San Liberato da Loro Piceno
Frate
Aggiornato il 22 luglio 2026
Le origini nobiliari e la vocazione francescana
Le vicende storiche della vita del santo si collocano nel tredicesimo secolo, un'epoca di profondo rinnovamento spirituale per la Chiesa e per la società cristiana. Secondo la testimonianza scritta di fra Mariano da Firenze, insigne primo storico francescano autore del manoscritto intitolato Fasciculus Chronicarum Ordinis Fratrum Minorum, oggi purtroppo scomparso e compilato alla fine del quindicesimo secolo, Liberato fu un tempo signore di Loro. Documenti d'archivio moderni suggeriscono che fra Mariano si riferisse in particolare alla nobile famiglia di Rinaldo e Gualtiero da Loro, comune situato nell'attuale provincia di Macerata e compreso nella diocesi di Fermo. A conferma della complessa trama signorile del territorio, si sa che dopo l'anno 1227 anche Fildesmido da Mogliano, Baligano, Giberto e Corrado da Falerone potevano fregiarsi del titolo di signori di Loro. Rispondendo a una profonda chiamata interiore, Liberato decise di rinunciare al titolo signorile, alle ricchezze accumulate e alla nobiltà terrena per diventare un umile frate minore. L'ingresso di Liberato nell'ordine francescano avvenne verosimilmente nel corso del quarto viaggio di san Francesco attraverso le terre delle Marche. Fonti autorevoli come Tommaso da Celano e lo storico Luke Wadding testimoniano che san Francesco, dopo aver compiuto la celebre predicazione agli uccelli nei pressi di Bevagna, valicò la catena dell'Appennino, transitò per la città di Macerata e giunse infine ad Ascoli. Giunto ad Ascoli, il poverello di Assisi predicò in piazza, operando numerose conversioni e accogliendo nell'ordine trenta persone tra laici e chierici. Nel successivo viaggio di ritorno verso Camerino, san Francesco arrivò nei pressi di Sarnano, predicò nel borgo di Roccabruna e accolse nella fraternità un nobile e ricco cavaliere, episodio che viene narrato con grande intensità al capitolo trentasettesimo dei Fioretti di san Francesco. Una pia tradizione devota identifica tale cavaliere proprio con Liberato da Loro, sebbene l'assenza di conferme esplicite negli Actus beati Francisci et sociorum eius scritti da fra Ugolino da Montegiorgio e nei documenti d'archivio impedisca di averne un'assoluta certezza storica.

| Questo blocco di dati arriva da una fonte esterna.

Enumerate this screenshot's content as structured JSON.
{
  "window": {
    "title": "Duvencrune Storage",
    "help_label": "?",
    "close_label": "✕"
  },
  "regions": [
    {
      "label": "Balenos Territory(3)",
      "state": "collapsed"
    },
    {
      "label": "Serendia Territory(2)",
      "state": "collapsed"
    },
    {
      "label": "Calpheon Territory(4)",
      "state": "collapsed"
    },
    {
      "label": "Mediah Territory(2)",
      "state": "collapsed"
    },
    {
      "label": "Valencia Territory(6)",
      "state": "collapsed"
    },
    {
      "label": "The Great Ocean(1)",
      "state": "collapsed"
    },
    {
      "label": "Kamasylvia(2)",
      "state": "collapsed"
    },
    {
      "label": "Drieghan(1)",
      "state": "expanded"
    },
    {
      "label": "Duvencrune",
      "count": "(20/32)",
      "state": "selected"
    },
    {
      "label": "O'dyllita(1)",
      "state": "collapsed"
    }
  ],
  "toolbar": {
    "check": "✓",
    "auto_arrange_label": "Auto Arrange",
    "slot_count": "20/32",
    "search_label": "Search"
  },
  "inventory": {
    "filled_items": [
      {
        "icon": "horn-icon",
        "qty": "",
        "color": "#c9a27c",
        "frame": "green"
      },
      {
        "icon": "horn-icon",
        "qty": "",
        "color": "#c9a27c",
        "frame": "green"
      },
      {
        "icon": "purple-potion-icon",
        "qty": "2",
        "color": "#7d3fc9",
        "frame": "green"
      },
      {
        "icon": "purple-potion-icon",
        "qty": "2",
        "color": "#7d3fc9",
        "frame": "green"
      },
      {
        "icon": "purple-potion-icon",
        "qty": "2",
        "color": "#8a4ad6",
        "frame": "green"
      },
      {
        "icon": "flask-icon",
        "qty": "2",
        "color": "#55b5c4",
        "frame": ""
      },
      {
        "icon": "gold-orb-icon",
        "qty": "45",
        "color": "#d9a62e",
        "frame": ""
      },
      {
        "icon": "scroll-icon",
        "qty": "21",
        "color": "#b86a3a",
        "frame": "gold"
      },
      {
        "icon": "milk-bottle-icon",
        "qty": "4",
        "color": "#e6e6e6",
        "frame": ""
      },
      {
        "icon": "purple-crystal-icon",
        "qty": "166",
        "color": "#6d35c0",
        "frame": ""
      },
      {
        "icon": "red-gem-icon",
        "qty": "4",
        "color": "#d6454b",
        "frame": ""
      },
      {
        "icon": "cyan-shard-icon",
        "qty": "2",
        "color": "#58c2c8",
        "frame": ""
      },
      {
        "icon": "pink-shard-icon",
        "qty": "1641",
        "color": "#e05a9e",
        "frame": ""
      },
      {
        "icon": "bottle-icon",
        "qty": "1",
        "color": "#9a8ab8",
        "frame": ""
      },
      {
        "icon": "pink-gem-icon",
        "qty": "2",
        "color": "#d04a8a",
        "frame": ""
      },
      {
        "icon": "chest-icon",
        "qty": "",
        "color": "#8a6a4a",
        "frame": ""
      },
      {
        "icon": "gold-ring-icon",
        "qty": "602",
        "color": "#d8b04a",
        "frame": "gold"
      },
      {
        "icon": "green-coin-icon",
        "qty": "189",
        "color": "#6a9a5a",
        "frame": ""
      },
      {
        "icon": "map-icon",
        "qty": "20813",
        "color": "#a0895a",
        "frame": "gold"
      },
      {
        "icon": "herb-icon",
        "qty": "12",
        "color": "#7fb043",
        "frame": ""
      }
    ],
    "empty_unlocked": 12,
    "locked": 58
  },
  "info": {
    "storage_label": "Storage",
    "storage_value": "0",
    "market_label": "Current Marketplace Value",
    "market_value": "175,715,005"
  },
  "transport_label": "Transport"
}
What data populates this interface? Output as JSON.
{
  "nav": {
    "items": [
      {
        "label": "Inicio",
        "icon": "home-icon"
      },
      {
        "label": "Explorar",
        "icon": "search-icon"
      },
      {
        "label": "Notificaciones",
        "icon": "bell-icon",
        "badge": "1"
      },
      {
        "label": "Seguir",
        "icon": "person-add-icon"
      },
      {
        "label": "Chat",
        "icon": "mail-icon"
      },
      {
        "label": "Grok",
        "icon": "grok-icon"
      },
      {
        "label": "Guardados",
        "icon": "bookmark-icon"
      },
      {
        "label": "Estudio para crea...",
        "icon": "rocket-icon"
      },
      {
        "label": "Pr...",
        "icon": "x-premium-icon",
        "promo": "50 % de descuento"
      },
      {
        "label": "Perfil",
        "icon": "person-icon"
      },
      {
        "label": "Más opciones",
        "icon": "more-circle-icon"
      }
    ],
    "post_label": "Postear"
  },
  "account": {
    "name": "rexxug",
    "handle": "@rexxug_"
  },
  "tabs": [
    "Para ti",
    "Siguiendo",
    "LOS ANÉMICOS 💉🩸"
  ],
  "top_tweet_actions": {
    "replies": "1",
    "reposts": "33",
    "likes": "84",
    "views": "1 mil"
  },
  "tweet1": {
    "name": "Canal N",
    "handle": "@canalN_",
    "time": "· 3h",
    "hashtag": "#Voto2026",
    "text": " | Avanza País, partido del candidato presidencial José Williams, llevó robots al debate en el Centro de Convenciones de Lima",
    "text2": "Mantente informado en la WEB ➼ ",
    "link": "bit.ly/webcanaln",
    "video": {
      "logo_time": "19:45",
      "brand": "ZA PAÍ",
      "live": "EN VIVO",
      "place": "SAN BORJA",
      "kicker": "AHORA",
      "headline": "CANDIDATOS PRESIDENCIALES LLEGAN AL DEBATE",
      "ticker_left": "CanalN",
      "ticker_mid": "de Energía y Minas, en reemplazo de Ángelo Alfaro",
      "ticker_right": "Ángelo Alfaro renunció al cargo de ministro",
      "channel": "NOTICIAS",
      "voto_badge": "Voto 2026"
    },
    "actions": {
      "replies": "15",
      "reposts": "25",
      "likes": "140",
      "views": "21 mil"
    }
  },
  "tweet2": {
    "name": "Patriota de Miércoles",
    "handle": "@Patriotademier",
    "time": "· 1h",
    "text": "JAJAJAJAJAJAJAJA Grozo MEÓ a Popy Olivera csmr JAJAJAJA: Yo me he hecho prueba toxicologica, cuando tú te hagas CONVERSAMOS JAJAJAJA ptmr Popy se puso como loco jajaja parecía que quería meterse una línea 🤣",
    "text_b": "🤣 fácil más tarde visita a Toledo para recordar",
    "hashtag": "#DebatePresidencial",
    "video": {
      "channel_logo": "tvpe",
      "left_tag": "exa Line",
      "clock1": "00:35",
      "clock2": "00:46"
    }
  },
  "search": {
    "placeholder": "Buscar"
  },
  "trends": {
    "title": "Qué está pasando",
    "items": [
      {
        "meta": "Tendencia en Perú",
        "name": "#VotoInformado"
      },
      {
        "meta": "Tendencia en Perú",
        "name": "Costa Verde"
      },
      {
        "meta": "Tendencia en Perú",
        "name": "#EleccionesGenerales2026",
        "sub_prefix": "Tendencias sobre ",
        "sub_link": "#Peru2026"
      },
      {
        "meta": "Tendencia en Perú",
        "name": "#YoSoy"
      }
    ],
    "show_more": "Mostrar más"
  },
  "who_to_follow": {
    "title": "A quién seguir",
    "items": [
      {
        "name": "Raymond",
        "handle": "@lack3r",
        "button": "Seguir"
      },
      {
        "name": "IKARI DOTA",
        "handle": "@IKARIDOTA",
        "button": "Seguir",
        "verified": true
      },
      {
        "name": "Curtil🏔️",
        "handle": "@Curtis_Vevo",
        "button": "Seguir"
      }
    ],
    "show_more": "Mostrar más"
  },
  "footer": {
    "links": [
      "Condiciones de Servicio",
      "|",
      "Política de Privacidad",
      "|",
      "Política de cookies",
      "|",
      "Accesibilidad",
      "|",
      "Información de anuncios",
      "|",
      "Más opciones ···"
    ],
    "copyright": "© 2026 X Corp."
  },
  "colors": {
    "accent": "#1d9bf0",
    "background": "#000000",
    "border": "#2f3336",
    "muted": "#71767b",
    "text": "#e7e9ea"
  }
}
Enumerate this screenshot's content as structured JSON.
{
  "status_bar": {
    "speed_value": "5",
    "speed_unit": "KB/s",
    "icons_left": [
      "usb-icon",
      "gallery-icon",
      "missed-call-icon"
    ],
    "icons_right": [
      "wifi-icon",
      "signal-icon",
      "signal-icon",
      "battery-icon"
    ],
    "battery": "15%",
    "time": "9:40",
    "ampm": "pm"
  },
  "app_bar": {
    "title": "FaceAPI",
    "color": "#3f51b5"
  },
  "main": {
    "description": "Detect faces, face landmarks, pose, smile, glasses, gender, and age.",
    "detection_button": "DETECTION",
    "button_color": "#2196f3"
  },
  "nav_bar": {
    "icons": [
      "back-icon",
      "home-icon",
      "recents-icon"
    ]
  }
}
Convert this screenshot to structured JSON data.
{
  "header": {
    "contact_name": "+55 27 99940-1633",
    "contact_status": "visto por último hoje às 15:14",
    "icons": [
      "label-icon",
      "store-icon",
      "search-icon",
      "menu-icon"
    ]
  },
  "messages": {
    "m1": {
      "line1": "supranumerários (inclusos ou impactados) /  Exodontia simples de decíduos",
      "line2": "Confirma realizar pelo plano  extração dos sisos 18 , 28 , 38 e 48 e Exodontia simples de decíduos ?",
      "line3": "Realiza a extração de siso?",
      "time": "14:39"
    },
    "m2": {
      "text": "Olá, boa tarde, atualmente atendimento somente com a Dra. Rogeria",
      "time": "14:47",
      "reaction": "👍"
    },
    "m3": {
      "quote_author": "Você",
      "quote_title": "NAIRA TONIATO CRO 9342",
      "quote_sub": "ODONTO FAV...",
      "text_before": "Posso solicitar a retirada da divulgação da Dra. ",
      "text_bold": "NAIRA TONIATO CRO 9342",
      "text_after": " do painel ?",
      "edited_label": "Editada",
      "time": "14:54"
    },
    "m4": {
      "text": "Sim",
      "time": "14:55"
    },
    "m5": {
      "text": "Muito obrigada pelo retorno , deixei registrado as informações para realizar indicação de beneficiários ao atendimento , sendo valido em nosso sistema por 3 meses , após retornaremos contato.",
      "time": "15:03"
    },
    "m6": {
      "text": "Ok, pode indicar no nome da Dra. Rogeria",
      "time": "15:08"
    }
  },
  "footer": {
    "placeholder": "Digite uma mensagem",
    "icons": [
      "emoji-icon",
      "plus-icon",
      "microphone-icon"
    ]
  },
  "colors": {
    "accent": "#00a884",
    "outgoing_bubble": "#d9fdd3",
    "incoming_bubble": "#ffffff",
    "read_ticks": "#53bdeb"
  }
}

La vita eremitica a Soffiano e la fama di santità
A fronte della scarsezza di dati biografici direttamente riconducibili alla sua giovinezza, Liberato da Loro godette in vita e dopo la morte di una straordinaria fama di santità. Egli era universalmente considerato dai suoi contemporanei come un modello vivente di perfetta osservanza della regola e del testamento dettato da san Francesco. All'interno della stesura agiografica, Liberato da Loro viene comunemente identificato con la figura del santo Anonimo descritto con toni di grande ammirazione nel capitolo quarantasettesimo dei Fioretti di san Francesco. La morte del pio religioso avvenne nell'isolato eremo di Soffiano, dove il frate fu mirabilmente confortato in punto di morte dalla presenza della Beata Vergine Maria, da tre sante Vergini e da una moltitudine festosa di angeli. La morte di Liberato accadde circa un secolo prima della stesura degli Actus da parte di fra Ugolino. Lo storico Wadding indica con precisione come data di morte del santo l'anno 1234, una stima che la critica successiva ha giudicato pienamente attendibile. La grande fama di virtù, santità e miracoli operati sulla tomba di Liberato fu tale da spingere la vicina località di Brunforte a cambiare ufficialmente il proprio nome in San Liberato. Padre Giannantonio Damiani da Monte Ciccardo e Francesco Gonzaga riferiscono che nel corso del quindicesimo secolo un pontefice approvò a voce il titolo di santo per il beato Liberato, visti i frequenti prodigi che vi si verificavano. Storicamente si ritiene invece che il pontefice in questione, identificabile probabilmente con papa Pio Enea Silvio Piccolomini, già vescovo di Fermo, concesse soltanto che la località di Brunforte potesse mutare il proprio nome in San Liberato in onore del pio religioso.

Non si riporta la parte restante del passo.